In 1953, after a major storm moved across the eastern United States, a college student in New York using a Geiger counter discovered dangerous levels of radioactive contamination on something completely ordinary: his baseball glove.
Fallout had traveled across the country through weather systems and rain.
The lesson was unsettling then, and it remains unsettling now: contamination does not stay where it begins.
In Colorado, that history includes uranium development across the Western Slope and Four Corners region, where workers, Tribal communities, agricultural families, and surrounding ecosystems experienced long-term environmental and occupational exposure.
We pride ourselves on clean air, clean water, and raising families close to the land. But those systems have histories we rarely examine—and they are not just in the past.

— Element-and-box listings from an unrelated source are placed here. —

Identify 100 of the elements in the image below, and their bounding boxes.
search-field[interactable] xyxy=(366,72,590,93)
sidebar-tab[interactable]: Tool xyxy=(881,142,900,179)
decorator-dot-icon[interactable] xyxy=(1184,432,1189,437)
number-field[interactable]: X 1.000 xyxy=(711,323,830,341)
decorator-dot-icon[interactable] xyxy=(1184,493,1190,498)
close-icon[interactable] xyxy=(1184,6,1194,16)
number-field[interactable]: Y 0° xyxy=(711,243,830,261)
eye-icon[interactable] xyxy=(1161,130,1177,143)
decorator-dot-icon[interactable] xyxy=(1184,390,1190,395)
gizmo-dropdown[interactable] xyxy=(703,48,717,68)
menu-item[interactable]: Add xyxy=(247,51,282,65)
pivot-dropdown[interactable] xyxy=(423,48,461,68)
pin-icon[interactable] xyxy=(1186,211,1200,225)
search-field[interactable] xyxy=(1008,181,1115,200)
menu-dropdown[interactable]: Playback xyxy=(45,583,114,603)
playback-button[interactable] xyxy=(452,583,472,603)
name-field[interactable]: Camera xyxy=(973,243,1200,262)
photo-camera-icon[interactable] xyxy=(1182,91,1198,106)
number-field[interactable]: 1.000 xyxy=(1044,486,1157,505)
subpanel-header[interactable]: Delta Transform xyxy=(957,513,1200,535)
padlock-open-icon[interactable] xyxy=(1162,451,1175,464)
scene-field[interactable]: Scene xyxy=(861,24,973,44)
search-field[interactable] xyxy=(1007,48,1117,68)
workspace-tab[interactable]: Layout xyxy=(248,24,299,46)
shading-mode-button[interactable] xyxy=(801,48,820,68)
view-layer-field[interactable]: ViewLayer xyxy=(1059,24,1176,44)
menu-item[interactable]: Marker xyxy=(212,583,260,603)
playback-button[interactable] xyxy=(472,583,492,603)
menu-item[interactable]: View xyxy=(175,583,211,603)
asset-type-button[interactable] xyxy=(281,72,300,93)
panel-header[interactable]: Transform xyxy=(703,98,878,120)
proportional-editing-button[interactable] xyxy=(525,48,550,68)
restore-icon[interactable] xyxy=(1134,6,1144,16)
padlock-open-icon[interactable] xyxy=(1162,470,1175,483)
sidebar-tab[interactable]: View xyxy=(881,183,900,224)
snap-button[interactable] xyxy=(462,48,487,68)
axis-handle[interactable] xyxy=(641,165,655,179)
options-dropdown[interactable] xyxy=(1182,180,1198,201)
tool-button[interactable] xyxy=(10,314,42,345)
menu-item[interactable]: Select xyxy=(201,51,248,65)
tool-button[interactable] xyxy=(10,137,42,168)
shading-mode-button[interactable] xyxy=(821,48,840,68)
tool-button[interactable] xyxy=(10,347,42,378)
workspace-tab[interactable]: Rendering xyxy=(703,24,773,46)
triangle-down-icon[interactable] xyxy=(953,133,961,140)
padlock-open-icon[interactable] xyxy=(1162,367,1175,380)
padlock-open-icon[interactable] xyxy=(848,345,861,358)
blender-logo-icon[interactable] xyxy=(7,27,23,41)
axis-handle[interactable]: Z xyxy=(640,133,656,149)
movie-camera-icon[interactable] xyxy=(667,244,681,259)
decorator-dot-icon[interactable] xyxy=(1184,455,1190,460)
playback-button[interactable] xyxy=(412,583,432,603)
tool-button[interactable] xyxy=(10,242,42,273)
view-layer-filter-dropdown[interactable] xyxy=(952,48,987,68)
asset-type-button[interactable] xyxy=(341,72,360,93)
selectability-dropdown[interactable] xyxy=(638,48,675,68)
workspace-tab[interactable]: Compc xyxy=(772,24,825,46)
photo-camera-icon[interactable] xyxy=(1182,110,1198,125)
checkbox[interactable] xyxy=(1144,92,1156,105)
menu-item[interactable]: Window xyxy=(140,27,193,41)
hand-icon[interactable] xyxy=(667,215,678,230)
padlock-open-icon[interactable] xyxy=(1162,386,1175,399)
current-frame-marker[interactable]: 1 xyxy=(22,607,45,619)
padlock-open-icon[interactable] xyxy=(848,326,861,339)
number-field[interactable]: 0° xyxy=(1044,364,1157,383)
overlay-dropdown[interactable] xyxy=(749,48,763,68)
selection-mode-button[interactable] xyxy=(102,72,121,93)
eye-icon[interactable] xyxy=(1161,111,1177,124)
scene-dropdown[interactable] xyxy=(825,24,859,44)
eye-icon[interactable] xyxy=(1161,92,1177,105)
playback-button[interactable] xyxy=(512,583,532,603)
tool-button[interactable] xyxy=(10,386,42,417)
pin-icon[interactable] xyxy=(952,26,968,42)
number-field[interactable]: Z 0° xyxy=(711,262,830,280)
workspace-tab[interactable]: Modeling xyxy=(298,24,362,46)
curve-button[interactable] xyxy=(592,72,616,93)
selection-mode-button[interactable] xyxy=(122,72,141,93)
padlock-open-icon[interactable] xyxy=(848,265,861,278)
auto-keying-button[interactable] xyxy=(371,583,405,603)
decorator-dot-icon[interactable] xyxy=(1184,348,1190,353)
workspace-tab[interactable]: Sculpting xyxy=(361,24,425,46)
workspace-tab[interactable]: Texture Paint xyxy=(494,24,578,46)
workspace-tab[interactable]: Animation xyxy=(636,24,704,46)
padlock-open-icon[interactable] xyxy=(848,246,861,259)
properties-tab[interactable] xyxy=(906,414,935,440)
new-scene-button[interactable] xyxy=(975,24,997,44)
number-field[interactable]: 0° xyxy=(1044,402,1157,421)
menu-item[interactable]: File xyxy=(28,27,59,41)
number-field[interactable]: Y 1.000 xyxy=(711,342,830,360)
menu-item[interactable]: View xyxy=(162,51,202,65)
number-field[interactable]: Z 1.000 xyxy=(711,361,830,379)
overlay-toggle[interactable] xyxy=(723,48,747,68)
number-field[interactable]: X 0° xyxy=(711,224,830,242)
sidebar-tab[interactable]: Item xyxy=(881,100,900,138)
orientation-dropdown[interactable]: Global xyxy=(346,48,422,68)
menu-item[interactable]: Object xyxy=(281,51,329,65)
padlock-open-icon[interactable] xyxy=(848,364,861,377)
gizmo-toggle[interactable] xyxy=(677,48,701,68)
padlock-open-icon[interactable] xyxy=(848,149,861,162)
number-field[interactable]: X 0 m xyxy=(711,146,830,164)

As the late Yavonne Sandoval — who nurtured Buenos Para Todos, a land rematriation initiative that continues in Villanueva, New Mexico — often reminded those around her, “healing the land teaches us who we are.”
Archuleta County itself carries pieces of this story. The old coal mine—quiet now—sits as a reminder that extraction has long shaped this landscape.
Just across the border near Chama, renewed interest in uranium development and growing efforts to protect the Chama River basin are raising familiar questions about land, water, extraction, and long-term responsibility.
Increasingly, communities across Northern New Mexico and Southern Colorado are recognizing that these watersheds and ecosystems do not stop at county or state lines. What affects the Chama basin eventually touches broader connected systems tied to water, agriculture, recreation, wildlife habitat, and community health across the region.
These are not only historical questions. They are decisions still being made today, in places not far from here.
Exposure moves through systems, and over time, it settles into bodies and communities alike.
If you live in Pagosa Springs, this is not distant history. It is part of the environmental and public health story of this region.